Oberpfälzer Tüftler stellt marktreifes Öko-Zweirad vor

Also, was Josef Zeitler auf der Hannovermesse am Niedersachsen-Stand in der Forschungshalle 18 zeigt, sieht aus wie ein herkömmlicher Roller – wäre da nicht der Kasten unter dem Trittbrett. „Metallhydridspeicher“ steht da drauf, und die Flanken des Gefährts tragen die Aufschrift „Hydrogen powered scooter“ sowie „Wasserstoff-Roller“. Aha, Zeitler hat’s geschafft. „Alle Bauteile sind vom TÜV abgenommen, nur die Bauartzulassung für die Serie, die so genannte Homologation, haben wir noch nicht“, bestätigt der Kraftfahrzeugmeister. Drei große Hersteller sind interessiert, in einem halben Jahr könnte die Produktion anlaufen, in der nächsten Saison der Verkauf, sagt er.

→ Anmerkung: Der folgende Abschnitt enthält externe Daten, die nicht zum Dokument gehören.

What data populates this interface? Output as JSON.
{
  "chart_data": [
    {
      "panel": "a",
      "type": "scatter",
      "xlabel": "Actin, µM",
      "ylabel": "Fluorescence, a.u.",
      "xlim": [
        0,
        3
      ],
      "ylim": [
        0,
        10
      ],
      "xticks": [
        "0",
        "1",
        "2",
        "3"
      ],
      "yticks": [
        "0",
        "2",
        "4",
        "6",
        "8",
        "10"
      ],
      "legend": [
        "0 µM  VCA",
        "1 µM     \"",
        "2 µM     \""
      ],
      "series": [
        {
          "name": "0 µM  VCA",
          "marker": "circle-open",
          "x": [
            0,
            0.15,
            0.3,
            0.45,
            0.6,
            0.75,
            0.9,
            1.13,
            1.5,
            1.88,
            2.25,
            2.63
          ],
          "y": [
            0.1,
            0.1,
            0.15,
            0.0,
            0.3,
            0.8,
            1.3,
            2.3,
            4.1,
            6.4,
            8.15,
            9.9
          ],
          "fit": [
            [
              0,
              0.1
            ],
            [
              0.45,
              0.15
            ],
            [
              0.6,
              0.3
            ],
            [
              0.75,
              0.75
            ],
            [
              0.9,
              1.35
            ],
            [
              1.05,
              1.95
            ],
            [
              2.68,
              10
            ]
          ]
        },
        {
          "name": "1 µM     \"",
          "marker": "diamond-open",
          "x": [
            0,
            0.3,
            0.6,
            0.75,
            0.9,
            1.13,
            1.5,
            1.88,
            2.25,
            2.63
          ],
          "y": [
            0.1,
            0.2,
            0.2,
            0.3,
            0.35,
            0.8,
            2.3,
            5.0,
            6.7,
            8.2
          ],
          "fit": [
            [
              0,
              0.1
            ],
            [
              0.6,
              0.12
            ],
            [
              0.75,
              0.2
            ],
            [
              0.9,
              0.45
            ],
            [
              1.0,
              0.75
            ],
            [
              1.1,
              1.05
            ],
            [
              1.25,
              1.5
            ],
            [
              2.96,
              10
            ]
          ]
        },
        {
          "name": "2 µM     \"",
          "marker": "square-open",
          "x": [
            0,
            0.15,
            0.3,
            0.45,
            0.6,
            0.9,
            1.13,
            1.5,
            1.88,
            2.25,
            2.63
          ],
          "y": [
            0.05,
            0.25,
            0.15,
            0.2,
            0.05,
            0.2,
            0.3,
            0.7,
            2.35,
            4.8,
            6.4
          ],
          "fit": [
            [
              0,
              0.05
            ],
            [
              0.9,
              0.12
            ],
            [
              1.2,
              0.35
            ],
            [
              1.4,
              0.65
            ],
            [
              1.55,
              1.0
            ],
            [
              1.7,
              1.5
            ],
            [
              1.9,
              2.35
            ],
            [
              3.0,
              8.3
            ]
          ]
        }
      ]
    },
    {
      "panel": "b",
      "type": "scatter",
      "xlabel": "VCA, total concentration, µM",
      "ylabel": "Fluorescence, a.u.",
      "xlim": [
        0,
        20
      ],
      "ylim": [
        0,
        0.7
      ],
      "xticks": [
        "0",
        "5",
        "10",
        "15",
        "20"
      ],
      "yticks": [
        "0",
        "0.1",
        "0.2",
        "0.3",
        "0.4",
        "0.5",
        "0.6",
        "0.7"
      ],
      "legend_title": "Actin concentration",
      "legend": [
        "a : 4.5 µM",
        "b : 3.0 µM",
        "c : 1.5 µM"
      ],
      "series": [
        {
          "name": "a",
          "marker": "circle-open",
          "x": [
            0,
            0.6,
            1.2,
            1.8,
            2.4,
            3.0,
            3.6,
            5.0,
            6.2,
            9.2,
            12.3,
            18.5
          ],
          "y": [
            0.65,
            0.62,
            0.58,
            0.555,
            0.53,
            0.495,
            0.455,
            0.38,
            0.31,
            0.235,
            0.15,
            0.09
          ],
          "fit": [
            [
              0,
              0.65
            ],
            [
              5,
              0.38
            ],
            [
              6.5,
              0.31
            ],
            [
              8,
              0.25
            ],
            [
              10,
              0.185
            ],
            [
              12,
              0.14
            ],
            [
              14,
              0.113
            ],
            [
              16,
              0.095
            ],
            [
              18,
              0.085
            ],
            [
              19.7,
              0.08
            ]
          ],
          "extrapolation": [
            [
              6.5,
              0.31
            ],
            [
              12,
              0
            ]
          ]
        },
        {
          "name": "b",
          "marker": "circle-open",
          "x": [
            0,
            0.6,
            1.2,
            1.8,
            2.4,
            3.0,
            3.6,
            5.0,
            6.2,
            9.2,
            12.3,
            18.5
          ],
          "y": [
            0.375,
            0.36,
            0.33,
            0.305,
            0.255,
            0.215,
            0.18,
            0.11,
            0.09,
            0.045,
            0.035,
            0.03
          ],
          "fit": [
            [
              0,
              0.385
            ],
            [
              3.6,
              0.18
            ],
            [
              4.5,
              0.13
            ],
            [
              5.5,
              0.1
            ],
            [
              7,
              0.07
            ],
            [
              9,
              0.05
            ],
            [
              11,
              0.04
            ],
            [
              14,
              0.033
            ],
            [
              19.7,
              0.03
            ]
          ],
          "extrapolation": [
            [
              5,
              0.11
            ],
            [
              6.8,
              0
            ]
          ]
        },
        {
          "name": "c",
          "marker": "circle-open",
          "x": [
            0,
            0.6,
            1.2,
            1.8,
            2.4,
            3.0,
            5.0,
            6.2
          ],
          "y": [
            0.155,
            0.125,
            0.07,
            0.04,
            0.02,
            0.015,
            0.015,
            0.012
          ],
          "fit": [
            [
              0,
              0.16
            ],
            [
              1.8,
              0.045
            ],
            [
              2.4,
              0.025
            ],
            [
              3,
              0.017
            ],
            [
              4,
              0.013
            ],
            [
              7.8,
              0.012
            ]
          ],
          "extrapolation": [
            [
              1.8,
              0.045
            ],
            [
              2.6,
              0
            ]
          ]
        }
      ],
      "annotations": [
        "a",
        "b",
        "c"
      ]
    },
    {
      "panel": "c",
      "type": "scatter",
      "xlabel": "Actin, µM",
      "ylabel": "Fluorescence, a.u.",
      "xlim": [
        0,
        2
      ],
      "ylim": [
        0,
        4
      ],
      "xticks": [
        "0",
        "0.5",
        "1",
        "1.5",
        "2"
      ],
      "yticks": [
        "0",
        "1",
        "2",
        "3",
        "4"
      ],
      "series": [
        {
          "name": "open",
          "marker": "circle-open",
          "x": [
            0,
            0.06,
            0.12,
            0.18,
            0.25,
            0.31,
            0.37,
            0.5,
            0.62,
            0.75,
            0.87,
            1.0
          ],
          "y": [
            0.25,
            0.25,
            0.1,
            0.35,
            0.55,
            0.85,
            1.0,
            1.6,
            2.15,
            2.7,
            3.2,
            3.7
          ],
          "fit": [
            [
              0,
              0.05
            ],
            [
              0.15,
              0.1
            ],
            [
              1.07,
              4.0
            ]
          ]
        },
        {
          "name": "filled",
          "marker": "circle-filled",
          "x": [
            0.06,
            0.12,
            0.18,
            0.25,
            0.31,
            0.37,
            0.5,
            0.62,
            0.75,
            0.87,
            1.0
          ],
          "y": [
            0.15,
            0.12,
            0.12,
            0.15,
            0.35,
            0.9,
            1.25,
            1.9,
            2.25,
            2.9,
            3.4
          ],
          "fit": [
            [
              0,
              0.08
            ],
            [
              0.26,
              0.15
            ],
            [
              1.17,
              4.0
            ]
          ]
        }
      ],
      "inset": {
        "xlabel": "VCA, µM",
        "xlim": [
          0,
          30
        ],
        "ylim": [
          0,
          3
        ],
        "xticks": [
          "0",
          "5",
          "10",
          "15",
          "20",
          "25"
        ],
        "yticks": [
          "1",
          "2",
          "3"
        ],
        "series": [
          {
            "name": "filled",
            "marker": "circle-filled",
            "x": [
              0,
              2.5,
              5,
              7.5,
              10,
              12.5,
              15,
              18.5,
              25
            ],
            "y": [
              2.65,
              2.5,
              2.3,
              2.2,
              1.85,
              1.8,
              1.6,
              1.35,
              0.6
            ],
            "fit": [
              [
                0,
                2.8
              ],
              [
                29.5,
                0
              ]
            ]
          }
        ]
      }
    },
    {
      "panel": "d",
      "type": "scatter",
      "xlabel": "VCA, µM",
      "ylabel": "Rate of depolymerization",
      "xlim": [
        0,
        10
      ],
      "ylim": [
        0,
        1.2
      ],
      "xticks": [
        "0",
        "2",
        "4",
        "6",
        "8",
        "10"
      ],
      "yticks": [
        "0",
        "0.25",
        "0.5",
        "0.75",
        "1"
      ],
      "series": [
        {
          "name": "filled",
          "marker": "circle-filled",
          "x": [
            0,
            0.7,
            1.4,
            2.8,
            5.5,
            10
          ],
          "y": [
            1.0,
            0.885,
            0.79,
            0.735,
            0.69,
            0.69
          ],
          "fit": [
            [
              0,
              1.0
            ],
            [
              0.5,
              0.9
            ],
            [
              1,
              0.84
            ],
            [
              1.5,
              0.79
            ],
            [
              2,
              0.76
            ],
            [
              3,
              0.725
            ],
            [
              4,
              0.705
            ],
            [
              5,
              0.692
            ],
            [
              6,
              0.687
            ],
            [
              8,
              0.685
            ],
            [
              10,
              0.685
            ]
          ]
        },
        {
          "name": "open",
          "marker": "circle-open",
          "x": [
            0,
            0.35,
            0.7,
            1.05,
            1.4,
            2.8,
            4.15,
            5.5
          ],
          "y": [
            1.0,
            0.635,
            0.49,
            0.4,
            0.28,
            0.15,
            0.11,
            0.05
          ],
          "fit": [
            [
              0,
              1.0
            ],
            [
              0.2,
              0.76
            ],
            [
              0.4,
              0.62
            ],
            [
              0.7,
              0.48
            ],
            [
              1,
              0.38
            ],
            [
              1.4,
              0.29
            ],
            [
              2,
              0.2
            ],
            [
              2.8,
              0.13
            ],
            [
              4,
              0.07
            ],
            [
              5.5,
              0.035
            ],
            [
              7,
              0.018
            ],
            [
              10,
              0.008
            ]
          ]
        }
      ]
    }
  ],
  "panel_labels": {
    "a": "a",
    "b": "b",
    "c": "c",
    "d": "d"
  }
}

Fast 14 Jahre hat er sich in seiner Werkstatt in Speinshart – das liegt in der Oberpfalz, zwischen Bayreuth und Weiden – mit Umbauten auf Wasserstoffbetrieb befasst, hat ein Mofa mit den speziellen Speichertanks ausgestattet, Verdampfer und Steuerungselemente konstruiert, bis alles so lief, wie es sollte. Dann ging er an einen serienmäßigen Peugeot „Speedfight 50“ heran. Dessen Verbrennungsmotor allerdings musste auch einige innere Veränderungen über sich ergehen lassen.

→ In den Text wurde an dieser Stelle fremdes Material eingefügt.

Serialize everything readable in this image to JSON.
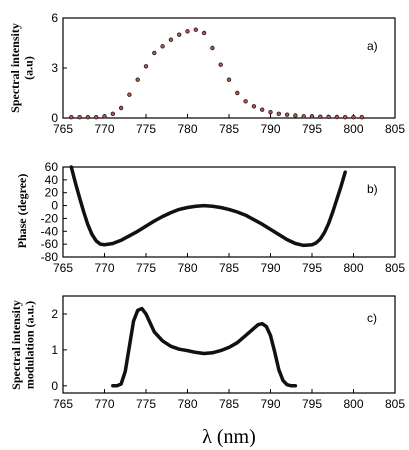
{
  "chart_data": [
    {
      "type": "scatter",
      "panel_label": "a)",
      "ylabel_lines": [
        "Spectral intensity",
        "(a.u)"
      ],
      "xlim": [
        765,
        805
      ],
      "ylim": [
        0,
        6
      ],
      "xticks": [
        765,
        770,
        775,
        780,
        785,
        790,
        795,
        800,
        805
      ],
      "yticks": [
        0,
        3,
        6
      ],
      "series": [
        {
          "x": [
            766,
            767,
            768,
            769,
            770,
            771,
            772,
            773,
            774,
            775,
            776,
            777,
            778,
            779,
            780,
            781,
            782,
            783,
            784,
            785,
            786,
            787,
            788,
            789,
            790,
            791,
            792,
            793,
            794,
            795,
            796,
            797,
            798,
            799,
            800,
            801
          ],
          "y": [
            0.05,
            0.05,
            0.05,
            0.05,
            0.1,
            0.25,
            0.6,
            1.4,
            2.3,
            3.1,
            3.9,
            4.3,
            4.7,
            5.0,
            5.2,
            5.3,
            5.1,
            4.2,
            3.2,
            2.3,
            1.5,
            1.0,
            0.7,
            0.5,
            0.35,
            0.25,
            0.2,
            0.15,
            0.1,
            0.1,
            0.08,
            0.07,
            0.06,
            0.05,
            0.05,
            0.05
          ]
        }
      ],
      "colors": {
        "edge": "#1a1a1a",
        "face": "#c0504d"
      }
    },
    {
      "type": "line",
      "panel_label": "b)",
      "ylabel_lines": [
        "Phase (degree)"
      ],
      "xlim": [
        765,
        805
      ],
      "ylim": [
        -80,
        60
      ],
      "xticks": [
        765,
        770,
        775,
        780,
        785,
        790,
        795,
        800,
        805
      ],
      "yticks": [
        60,
        40,
        20,
        0,
        -20,
        -40,
        -60,
        -80
      ],
      "series": [
        {
          "x": [
            766,
            766.5,
            767,
            767.5,
            768,
            768.5,
            769,
            769.5,
            770,
            771,
            772,
            773,
            774,
            775,
            776,
            777,
            778,
            779,
            780,
            781,
            782,
            783,
            784,
            785,
            786,
            787,
            788,
            789,
            790,
            791,
            792,
            793,
            794,
            795,
            795.5,
            796,
            796.5,
            797,
            797.5,
            798,
            798.5,
            799
          ],
          "y": [
            60,
            35,
            12,
            -10,
            -30,
            -45,
            -55,
            -60,
            -61,
            -59,
            -54,
            -47,
            -40,
            -32,
            -24,
            -17,
            -11,
            -6,
            -3,
            -1,
            0,
            -1,
            -3,
            -6,
            -10,
            -15,
            -22,
            -29,
            -37,
            -45,
            -53,
            -59,
            -62,
            -61,
            -58,
            -52,
            -42,
            -28,
            -10,
            10,
            30,
            52
          ]
        }
      ],
      "colors": {
        "line": "#111111"
      }
    },
    {
      "type": "line",
      "panel_label": "c)",
      "ylabel_lines": [
        "Spectral intensity",
        "modulation (a.u.)"
      ],
      "xlim": [
        765,
        805
      ],
      "ylim": [
        -0.2,
        2.5
      ],
      "xticks": [
        765,
        770,
        775,
        780,
        785,
        790,
        795,
        800,
        805
      ],
      "yticks": [
        0,
        1,
        2
      ],
      "xlabel": "λ (nm)",
      "series": [
        {
          "x": [
            771,
            771.5,
            772,
            772.5,
            773,
            773.5,
            774,
            774.5,
            775,
            775.5,
            776,
            777,
            778,
            779,
            780,
            781,
            782,
            783,
            784,
            785,
            786,
            787,
            788,
            788.5,
            789,
            789.5,
            790,
            790.5,
            791,
            791.5,
            792,
            792.5,
            793
          ],
          "y": [
            0,
            0,
            0.05,
            0.4,
            1.1,
            1.8,
            2.1,
            2.15,
            2.0,
            1.75,
            1.5,
            1.25,
            1.1,
            1.02,
            0.98,
            0.93,
            0.9,
            0.92,
            0.98,
            1.07,
            1.2,
            1.4,
            1.6,
            1.7,
            1.73,
            1.65,
            1.4,
            0.95,
            0.45,
            0.15,
            0.03,
            0,
            0
          ]
        }
      ],
      "colors": {
        "line": "#111111"
      }
    }
  ]
}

Es ist nämlich ein Zweitakter, und der hat ein konstruktiv bedingtes Problem mit der Schmierung, weil der Kurbelwellenraum für die Vorkompression des Brenngases genutzt wird. Das Öl wird dem Kraftstoff zugegeben oder an bestimmter Stelle hineingespritzt, damit es auf die Zylinder-Laufbahn und an die Pleuellager der Kurbelwelle gelangen kann. Im Betrieb entweicht daher stets etwas unverbranntes Öl durch den Auspuff ins Freie – deshalb zogen Zweitakter früher auch so lange blaue Abgasfahnen hinter sich her. Wer aber auf Umweltschonung Wert legt, darf das nicht dulden.

Nach dem Umbau des Motors besteht der Kolben aus einem speziellen Material, das eigentlich gar keine Schmierung mehr braucht und der Zylinder trägt im Fußbereich einen Kragen. „Hier wird das Öl, das die Lager schmiert, wieder aus der Zuluft für den Verbrennungsraum geholt“, erläutert Zeitler. 2,6 Kilowatt, also rund 3,6 PS entwickelt der Motor auf Wasserstoffbetrieb, das reicht allemal, um die knapp 50 km/h, die innerorts erlaubt sind, zu erreichen. Das Fahrzeug wird sogar für den Soziusbetrieb zugelassen. Der Tank, der aus drei Zellen besteht, fasst 2,6 Kubikmeter Treibstoff, das reicht – je nach Fahrweise – für bis zu 100 Kilometer Distanz.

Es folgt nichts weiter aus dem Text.